Business Day

Aspen’s drug pricing faces EU, UK probes

- Ann Crotty

Aspen Pharmaceut­icals’ failure to disclose its 2016 €5.2m Italian competitio­n authoritie­s fine for price gouging has backfired.

The story made headlines in the UK and on social media.

With speculatio­n now mounting that British and European authoritie­s will launch their own investigat­ions into the price-gouging allegation­s, local shareholde­rs are querying why the company has never issued a statement on the fine, which had been handed down in October 2016.

Asief Mohamed of Aeon Investment Management said that when he asked Aspen management why it had not issued a Sens statement, he was told it was because it was an insignific­ant amount.

“Even at that stage it was apparent the important issue was not the sum involved but the potential damage to Aspen’s reputation,” Mohamed said.

After a damning front-page report by The Times of London last week had been picked up by media outlets across the globe, Aspen finally issued a statement at the weekend, saying that the contents of the report concerned matters that were sub judice.

“Out of respect for the integrity of ongoing legal processes with regulators as well as the court, in Italy and Spain, Aspen will not comment on these public allegation­s,” the statement said.

“Instead, Aspen looks forward to the opportunit­y to demonstrat­e the integrity and legality of its practices in the context of these legal processes.”

The Times report, which is part of an investigat­ion into drug pricing, detailed how Aspen began a Europe-wide effort to drive up the price of five cancer medicines after buying the rights from GlaxoSmith­Kline.

“The price rises meant that the cost of busulfan, used by leukaemia patients, rose from £5.20, to £65.22 a pack in England and Wales during 2013, an increase of more than 1,100%. The price of chlorambuc­il, also used to treat blood cancer, rose from £8.36, to £40.51 a pack in the same year.”

The paper reported Aspen had bought the marketing rights to the portfolio of oncology drugs from GlaxoSmith­Kline in 2009 as part of a £273m deal.

“GlaxoSmith­Kline received a 16% stake in the company in the agreement, which it has since sold for about $2.2bn,” it said.

The price increases in England and Wales were possible because Aspen exploited a loophole that

allowed companies to impose rises if an existing brand name was dropped.

“Branded medicines are subject to strict price controls, but the department of health does not limit the price of unbranded generics,” The Times reported.

Aspen’s aggressive pricing strategy began in 2012 and focused on increases in prices that health authoritie­s across Europe paid for the drugs.

The Times reported that the Italian competitio­n watchdog described how Aspen had taken an “aggressive approach” to negotiatio­ns, sometimes creating shortages of the medicines or threatenin­g to stop supplying the drugs altogether to force health authoritie­s to accept its demands.

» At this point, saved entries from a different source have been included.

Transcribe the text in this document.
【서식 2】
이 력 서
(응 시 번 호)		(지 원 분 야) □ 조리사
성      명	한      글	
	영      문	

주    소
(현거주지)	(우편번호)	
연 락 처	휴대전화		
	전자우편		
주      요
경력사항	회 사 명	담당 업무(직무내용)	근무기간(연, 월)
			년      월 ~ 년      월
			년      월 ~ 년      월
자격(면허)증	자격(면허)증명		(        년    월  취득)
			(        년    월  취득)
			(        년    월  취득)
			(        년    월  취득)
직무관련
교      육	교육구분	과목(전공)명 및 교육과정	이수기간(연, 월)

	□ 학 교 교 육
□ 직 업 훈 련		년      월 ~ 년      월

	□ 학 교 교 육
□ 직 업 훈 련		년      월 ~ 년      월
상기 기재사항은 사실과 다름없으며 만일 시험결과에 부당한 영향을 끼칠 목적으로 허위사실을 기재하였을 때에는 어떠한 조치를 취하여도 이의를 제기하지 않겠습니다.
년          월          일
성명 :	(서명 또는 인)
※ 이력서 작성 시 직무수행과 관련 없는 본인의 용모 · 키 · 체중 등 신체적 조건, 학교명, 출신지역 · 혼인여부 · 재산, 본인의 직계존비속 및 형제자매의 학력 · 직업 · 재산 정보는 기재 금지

Aspen is appealing against the Italian fine. In February, the Spanish markets and competitio­n commission announced it had started disciplina­ry proceeding­s against Aspen, whose European headquarte­rs are in taxfriendl­y Dublin, Ireland.

The Spanish authoritie­s are investigat­ing allegation­s that Aspen caused a deliberate drug shortage in an effort to charge excessive prices.

Aspen justified the price increases on the grounds that there had been no increases for years and that prices had been at very low and unsustaina­ble levels. The Italian authoritie­s argued Aspen was making good returns on the old prices.

Mohamed said that at the time of the GlaxoSmith­Kline deal, Aspen must have known what prices it would need to get a reasonable return on its investment.

“Pushing for price increases is an acceptable strategy, but this appears to be extortion,” said Mohamed, adding he would definitely be engaging with Aspen management on the issue.

Mohamed drew comparison­s between the Aspen case and the public backlash in the US after a 5,000% hike in the price of Daraprim by Turing Pharmaceut­icals.

Martin Shkreli, CEO of Turing Pharmaceut­icals, became the most hated man in the US after he said he regretted not increasing the price of the drug by even more than he had.